Like the rest of the world, the data center industry has proven to be heavily dependent on the supply chain. Since the pandemic began, production shortages and distribution bottlenecks have hit everything from concrete to the trace metals that enable advanced server, storage and networking environments.
This, of course, impacts the bottom line in many organizations—even in the cloud, where low cost has been the driving factor in most business models. Google, for example, recently doubled its coldline Class A storage fee for a single region to $0.02 per 10,000 operations and quadrupled the multi-region fee to $0.04 per 10,000 operations. The company didn’t attribute these increases specifically to supply shortages, and it also lowered some prices on certain archive services, but it’s still an indication that even at hyperscale, the basic laws of economics still apply. (Also read: 5 questions companies should ask their cloud provider.)
The question for most data center operators is whether these are just pandemic-related hiccups in an otherwise resilient utility ecosystem, or whether we’re looking at the new normal.
What Causes Supply Chain Problems?
In November 2021, Iron Mountain CEO William Meany reported delivery times of 10 to 12 weeks for many systems, including basic raw materials like steel. In response, he said the company has committed contracts in place for expansion in 2022, which should provide some leeway to keep projects on track and on budget.
How long can we expect this to continue? It’s hard to say because the supply chain is a complex and constantly evolving construct with many moving parts that need to maintain multiple relationships with one another.
However, DHL Supply Chain points to five key segments of this environment that need to be addressed before meaningful improvements can be made:
- Sea and air freight capacity. Total air freight capacity fell by 9% from 2019 to 2021, shifting the load to slower ocean freight. The technology industry is particularly vulnerable to these delays, as their supply chains typically require multiple international transitions to produce a finished product.

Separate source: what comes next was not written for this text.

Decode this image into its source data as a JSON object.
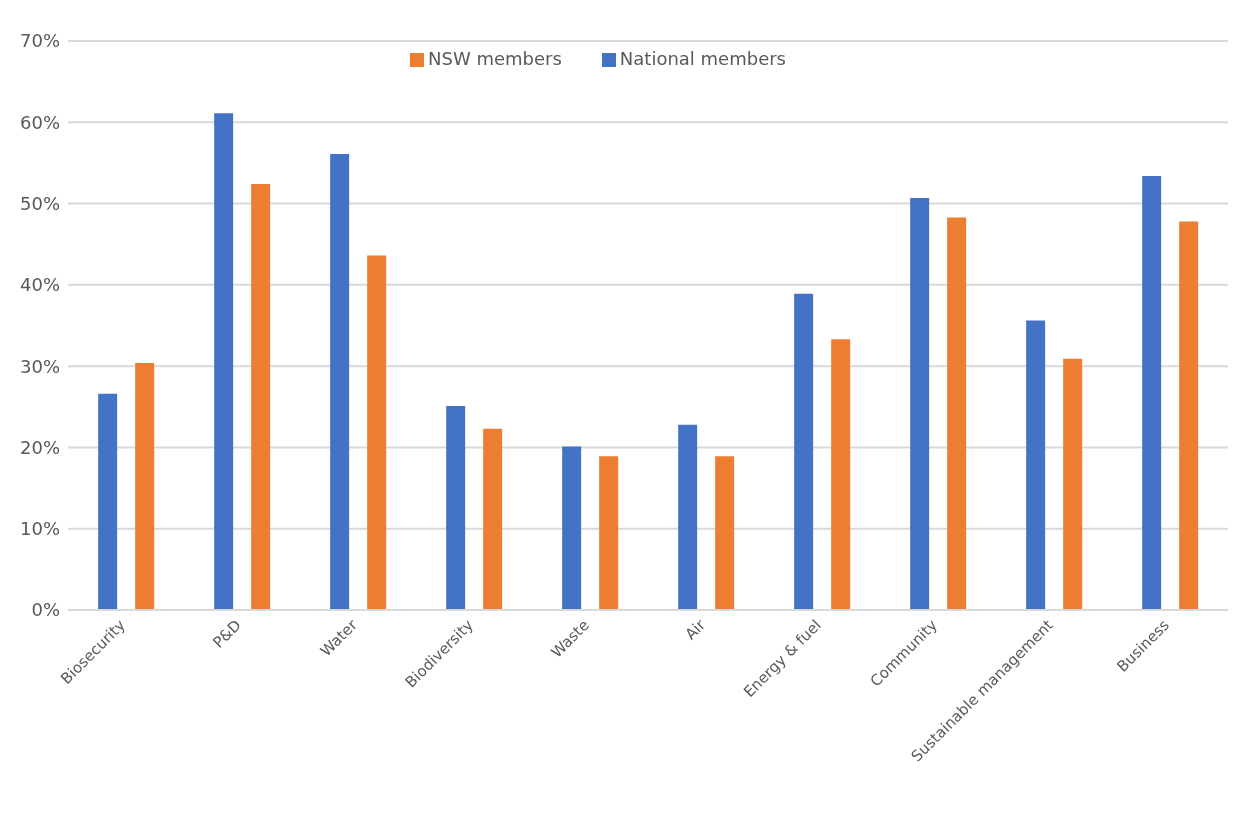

- That semiconductor Defect. The technology industry has aggressively increased its production capacity; but this process can take years. As shortages continue, competition for raw materials increases, leading to production delays and disruption in the development of new technologies.
- trade uncertainty. Geopolitical tensions are always detrimental to trade. Recently, manufacturers have had to build additional flexibility into their supply operations, increasing costs and uncertainty. (Also read: The 10 strictest privacy laws by country in 2022.)

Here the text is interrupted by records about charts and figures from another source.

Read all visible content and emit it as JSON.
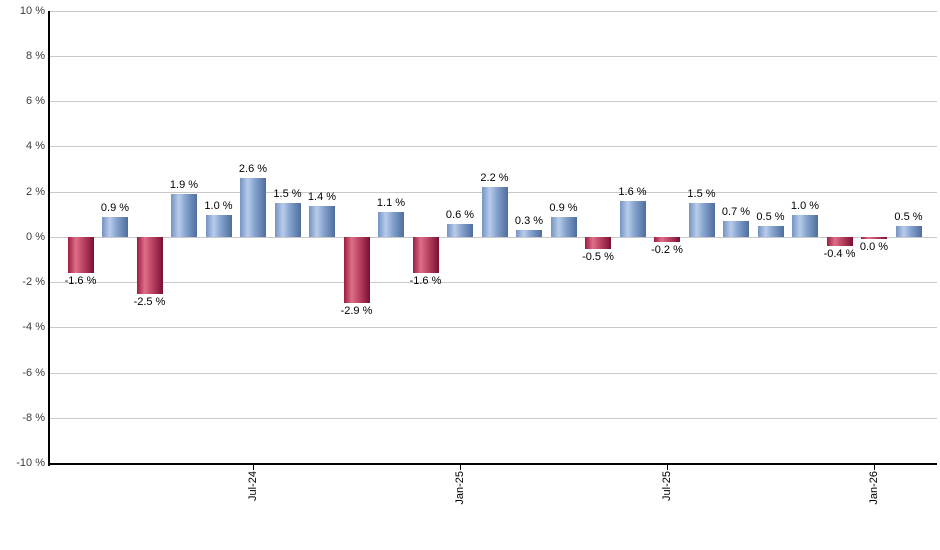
{
  "chart_data": {
    "type": "bar",
    "title": "",
    "xlabel": "",
    "ylabel": "",
    "values": [
      -1.6,
      0.9,
      -2.5,
      1.9,
      1.0,
      2.6,
      1.5,
      1.4,
      -2.9,
      1.1,
      -1.6,
      0.6,
      2.2,
      0.3,
      0.9,
      -0.5,
      1.6,
      -0.2,
      1.5,
      0.7,
      0.5,
      1.0,
      -0.4,
      0.0,
      0.5
    ],
    "bar_labels": [
      "-1.6 %",
      "0.9 %",
      "-2.5 %",
      "1.9 %",
      "1.0 %",
      "2.6 %",
      "1.5 %",
      "1.4 %",
      "-2.9 %",
      "1.1 %",
      "-1.6 %",
      "0.6 %",
      "2.2 %",
      "0.3 %",
      "0.9 %",
      "-0.5 %",
      "1.6 %",
      "-0.2 %",
      "1.5 %",
      "0.7 %",
      "0.5 %",
      "1.0 %",
      "-0.4 %",
      "0.0 %",
      "0.5 %"
    ],
    "x_tick_labels": [
      {
        "bar_index": 5,
        "label": "Jul-24"
      },
      {
        "bar_index": 11,
        "label": "Jan-25"
      },
      {
        "bar_index": 17,
        "label": "Jul-25"
      },
      {
        "bar_index": 23,
        "label": "Jan-26"
      }
    ],
    "y_ticks": [
      10,
      8,
      6,
      4,
      2,
      0,
      -2,
      -4,
      -6,
      -8,
      -10
    ],
    "y_tick_labels": [
      "10 %",
      "8 %",
      "6 %",
      "4 %",
      "2 %",
      "0 %",
      "-2 %",
      "-4 %",
      "-6 %",
      "-8 %",
      "-10 %"
    ],
    "ylim": [
      -10,
      10
    ],
    "grid": "horizontal",
    "legend": "none",
    "colors": {
      "positive_bar_gradient": [
        "#7493c3",
        "#b8ccea",
        "#88a5d0",
        "#4e6d9d"
      ],
      "negative_bar_gradient": [
        "#9c1c40",
        "#dd6f88",
        "#c04868",
        "#7a1030"
      ],
      "gridline": "#c9c9c9",
      "axis": "#000000",
      "value_label": "#000000",
      "tick_label": "#3c3c3c",
      "background": "#ffffff"
    }
  }
}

- Weakness of domestic manufacturing. Sourcing supplies within one country and avoiding complex import/export and customs regulations shortens the overall supply chain, providing greater security, shorter lead times and lower costs when delivering goods to buyers.
- changing consumer habits. The pandemic led to a surge in digital commerce, which offers an opportunity for direct-to-consumer models that reduce reliance on the extensive domestic distribution infrastructure that has been built over the years.
All of this can’t happen overnight, of course, but it does mean that the post-pandemic supply chain is dramatically different from the pre-COVID era.
We should also not neglect the impact of technology on supply chains. AI and advanced automation are already streamlining much of the procurement process – just like in other areas of the digital economy. Vincent Clerc, CEO of AP Moller-Maersk Ocean & Logistics, says the key problem in most supply chains is a lack of actionable intelligence: a result of the same kind of siled, disconnected elements that still plague many data environments. With a healthy dose of digitization and integration, supply chains can become leaner and more efficient, and the balance between supply and demand can be better predicted. (Also read: How machine learning can improve supply chain efficiency.)
This will also take some time.
How to fix data center supply chain issues?
So what can data center operators do? at the moment to alleviate some of their supply problems? For one, says Riverstone Technology, you can reconsider the idea that all replacements and additions must be done with new hardware.
Recertified hardware is available in abundance and doesn’t have to travel halfway across the world to get to you. In many cases, recertified hardware also offers a better warranty than the standard three months for new equipment and has lower return and failure rates. Recertified hardware often goes through the same rigorous testing and inspection as new hardware, with complete replacement of all failed components and thorough cleaning of the entire device.
As mentioned at the beginning of the article, cloud services are not immune to the problems of supply chain bottlenecks. Still, there are some signs that cloud solutions may have some hope of alleviating some problems. As reported in Computer Weekly, for companies already using hyper-converged infrastructure, the move to cloud-based platforms will be relatively smooth, as VMware and Nutanix already offer versions of their software that can be deployed to some public clouds. This means “the effective use of cloud resources as the underlying infrastructure layer instead of physical server hardware”.
But perhaps the biggest driver of an improved supply chain is the fact that everyone – from manufacturers and suppliers to distributors, systems integrators and buyers – has a vested interest in getting it back to where it was, only better. Technology will help solve many of the details, but at a more fundamental level, people will be the driving force, doing what they’ve always done: fix the problem before them or create a workaround. (Also read: How digital transformation can bring resilience to disruptions.)
Just like many other seemingly unsolvable problems affecting the world today, the data center industry can help solve the supply chain by thinking globally but acting locally.